Moving on to Part 2, which mainly involves creating a pipeline for the entire processing process. The relationship between the modules in the example is as follows:

Demo RAG

  • 2.1 Adds retriever1, which uses SentenceSplitter to split documents with a chunk_size of 1024 and a chunk_overlap of 100, and uses bm25_chinese to sort documents by similarity, discarding documents with a similarity less than 0.003, and finally takes the top 3 most similar documents; retriever2 uses the custom sentences group, calculates similarity using cosine, and takes the top 3 most similar documents. For the interface usage of Retriever, you can refer to Retriever.

  • 2.2 The Reranker module combines and sorts the results from the two Retriever modules in 2.1, taking the best-ranked document to pass to the large model as a reference for answering. Note that the user's input is also passed in for the Reranker to consider through the bind() function.
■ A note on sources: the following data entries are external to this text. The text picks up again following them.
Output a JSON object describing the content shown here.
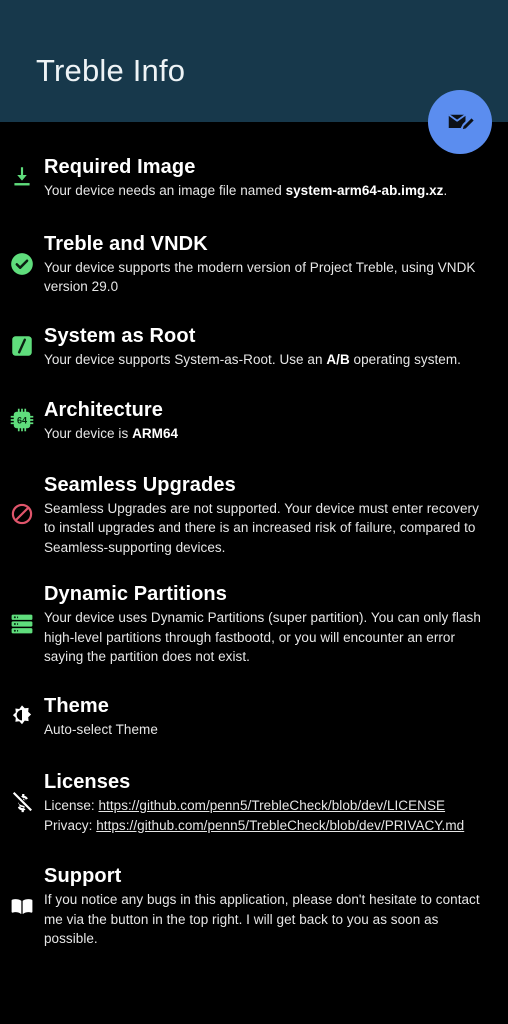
{
  "app": {
    "title": "Treble Info",
    "header_bg": "#17384b",
    "page_bg": "#000000",
    "accent_green": "#5fdd7c",
    "accent_red": "#e0556b",
    "fab_blue": "#5b8def"
  },
  "fab": {
    "name": "contact-developer-button",
    "icon": "email-edit-icon",
    "label": "Contact developer"
  },
  "items": [
    {
      "id": "required-image",
      "icon": "download-icon",
      "icon_color": "#5fdd7c",
      "title": "Required Image",
      "desc_parts": [
        {
          "t": "Your device needs an image file named ",
          "bold": false
        },
        {
          "t": "system-arm64-ab.img.xz",
          "bold": true
        },
        {
          "t": ".",
          "bold": false
        }
      ]
    },
    {
      "id": "treble-and-vndk",
      "icon": "check-circle-icon",
      "icon_color": "#5fdd7c",
      "title": "Treble and VNDK",
      "desc_parts": [
        {
          "t": "Your device supports the modern version of Project Treble, using VNDK version 29.0",
          "bold": false
        }
      ]
    },
    {
      "id": "system-as-root",
      "icon": "slash-square-icon",
      "icon_color": "#5fdd7c",
      "title": "System as Root",
      "desc_parts": [
        {
          "t": "Your device supports System-as-Root. Use an ",
          "bold": false
        },
        {
          "t": "A/B",
          "bold": true
        },
        {
          "t": " operating system.",
          "bold": false
        }
      ]
    },
    {
      "id": "architecture",
      "icon": "cpu-chip-64-icon",
      "icon_color": "#5fdd7c",
      "title": "Architecture",
      "desc_parts": [
        {
          "t": "Your device is ",
          "bold": false
        },
        {
          "t": "ARM64",
          "bold": true
        }
      ]
    },
    {
      "id": "seamless-upgrades",
      "icon": "block-circle-slash-icon",
      "icon_color": "#e0556b",
      "title": "Seamless Upgrades",
      "desc_parts": [
        {
          "t": "Seamless Upgrades are not supported. Your device must enter recovery to install upgrades and there is an increased risk of failure, compared to Seamless-supporting devices.",
          "bold": false
        }
      ]
    },
    {
      "id": "dynamic-partitions",
      "icon": "storage-stack-icon",
      "icon_color": "#5fdd7c",
      "title": "Dynamic Partitions",
      "desc_parts": [
        {
          "t": "Your device uses Dynamic Partitions (super partition). You can only flash high-level partitions through fastbootd, or you will encounter an error saying the partition does not exist.",
          "bold": false
        }
      ]
    },
    {
      "id": "theme",
      "icon": "brightness-auto-icon",
      "icon_color": "#ffffff",
      "title": "Theme",
      "desc_parts": [
        {
          "t": "Auto-select Theme",
          "bold": false
        }
      ]
    },
    {
      "id": "licenses",
      "icon": "money-off-icon",
      "icon_color": "#ffffff",
      "title": "Licenses",
      "lines": [
        {
          "prefix": "License: ",
          "link": "https://github.com/penn5/TrebleCheck/blob/dev/LICENSE"
        },
        {
          "prefix": "Privacy: ",
          "link": "https://github.com/penn5/TrebleCheck/blob/dev/PRIVACY.md"
        }
      ]
    },
    {
      "id": "support",
      "icon": "open-book-icon",
      "icon_color": "#ffffff",
      "title": "Support",
      "desc_parts": [
        {
          "t": "If you notice any bugs in this application, please don't hesitate to contact me via the button in the top right. I will get back to you as soon as possible.",
          "bold": false
        }
      ]
    }
  ]
}
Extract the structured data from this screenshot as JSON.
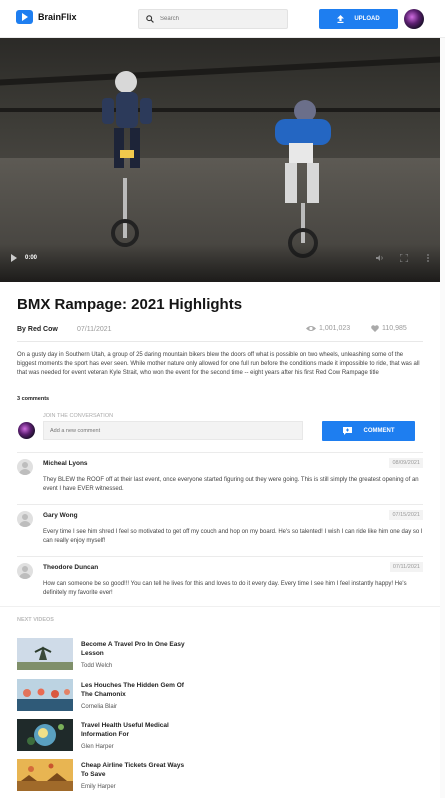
{
  "header": {
    "logo_text": "BrainFlix",
    "search_placeholder": "Search",
    "upload_label": "UPLOAD"
  },
  "video": {
    "time": "0:00",
    "title": "BMX Rampage: 2021 Highlights",
    "channel": "By Red Cow",
    "date": "07/11/2021",
    "views": "1,001,023",
    "likes": "110,985",
    "description": "On a gusty day in Southern Utah, a group of 25 daring mountain bikers blew the doors off what is possible on two wheels, unleashing some of the biggest moments the sport has ever seen. While mother nature only allowed for one full run before the conditions made it impossible to ride, that was all that was needed for event veteran Kyle Strait, who won the event for the second time -- eight years after his first Red Cow Rampage title"
  },
  "comments_section": {
    "count": "3 comments",
    "join_label": "JOIN THE CONVERSATION",
    "input_placeholder": "Add a new comment",
    "button_label": "COMMENT",
    "comments": [
      {
        "name": "Micheal Lyons",
        "date": "08/09/2021",
        "text": "They BLEW the ROOF off at their last event, once everyone started figuring out they were going. This is still simply the greatest opening of an event I have EVER witnessed."
      },
      {
        "name": "Gary Wong",
        "date": "07/15/2021",
        "text": "Every time I see him shred I feel so motivated to get off my couch and hop on my board. He's so talented! I wish I can ride like him one day so I can really enjoy myself!"
      },
      {
        "name": "Theodore Duncan",
        "date": "07/11/2021",
        "text": "How can someone be so good!!! You can tell he lives for this and loves to do it every day. Every time I see him I feel instantly happy! He's definitely my favorite ever!"
      }
    ]
  },
  "next_videos": {
    "heading": "NEXT VIDEOS",
    "items": [
      {
        "title": "Become A Travel Pro In One Easy Lesson",
        "author": "Todd Welch"
      },
      {
        "title": "Les Houches The Hidden Gem Of The Chamonix",
        "author": "Cornelia Blair"
      },
      {
        "title": "Travel Health Useful Medical Information For",
        "author": "Glen Harper"
      },
      {
        "title": "Cheap Airline Tickets Great Ways To Save",
        "author": "Emily Harper"
      }
    ]
  },
  "colors": {
    "accent": "#1e7ef0"
  }
}
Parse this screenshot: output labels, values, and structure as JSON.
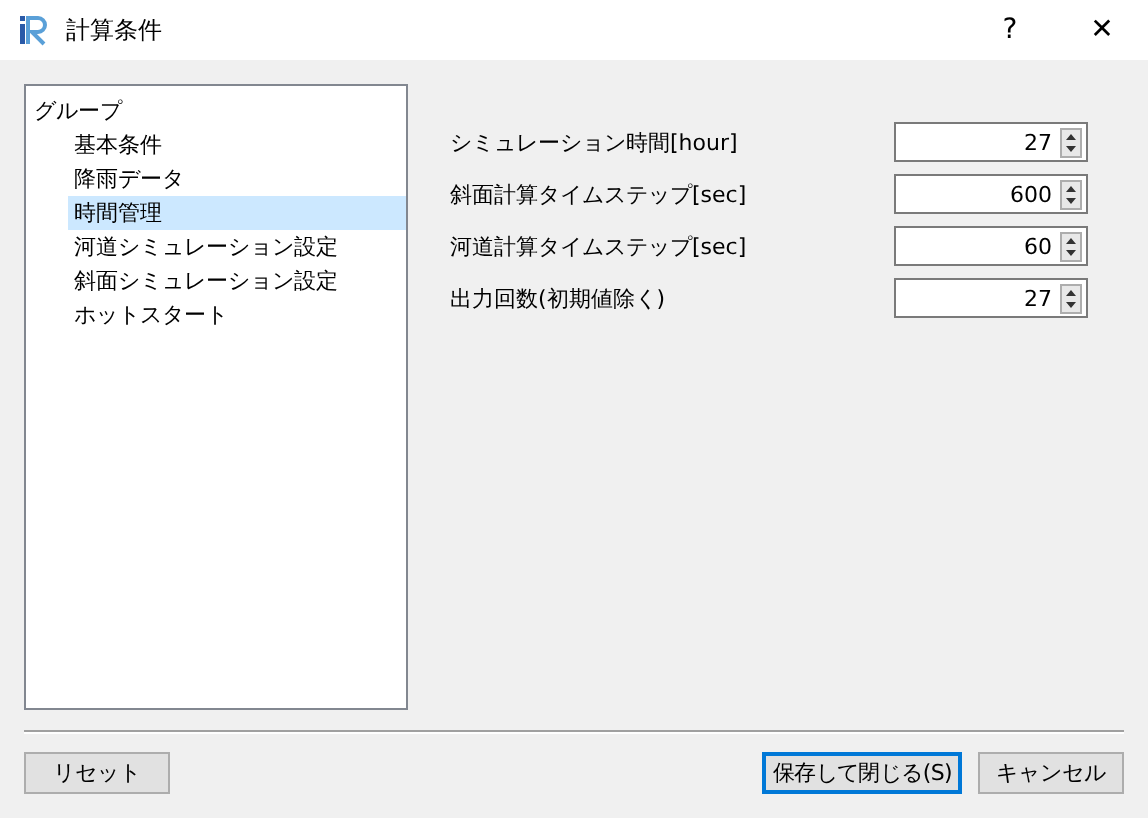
{
  "window": {
    "title": "計算条件",
    "help": "?",
    "close": "✕"
  },
  "tree": {
    "label": "グループ",
    "children": [
      {
        "label": "基本条件",
        "selected": false
      },
      {
        "label": "降雨データ",
        "selected": false
      },
      {
        "label": "時間管理",
        "selected": true
      },
      {
        "label": "河道シミュレーション設定",
        "selected": false
      },
      {
        "label": "斜面シミュレーション設定",
        "selected": false
      },
      {
        "label": "ホットスタート",
        "selected": false
      }
    ]
  },
  "fields": [
    {
      "label": "シミュレーション時間[hour]",
      "value": "27"
    },
    {
      "label": "斜面計算タイムステップ[sec]",
      "value": "600"
    },
    {
      "label": "河道計算タイムステップ[sec]",
      "value": "60"
    },
    {
      "label": "出力回数(初期値除く)",
      "value": "27"
    }
  ],
  "buttons": [
    {
      "label": "リセット",
      "kind": "plain"
    },
    {
      "label": "保存して閉じる(S)",
      "kind": "default"
    },
    {
      "label": "キャンセル",
      "kind": "plain"
    }
  ]
}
The interface for Reranker can be referenced at Reranker.

  • 2.3 Creates a formatter that concatenates the document content returned by the Reranker in the previous step.

  • 2.4 Receives reference data specified by the user and, combined with the context (passed to our large model through bind() with history), obtains the result.

In Part 3, since the Pipeline cannot be executed directly, we use ActionModule to convert it into an executable module. The subsequent process is similar to that in the Getting Started, so it will not be repeated here.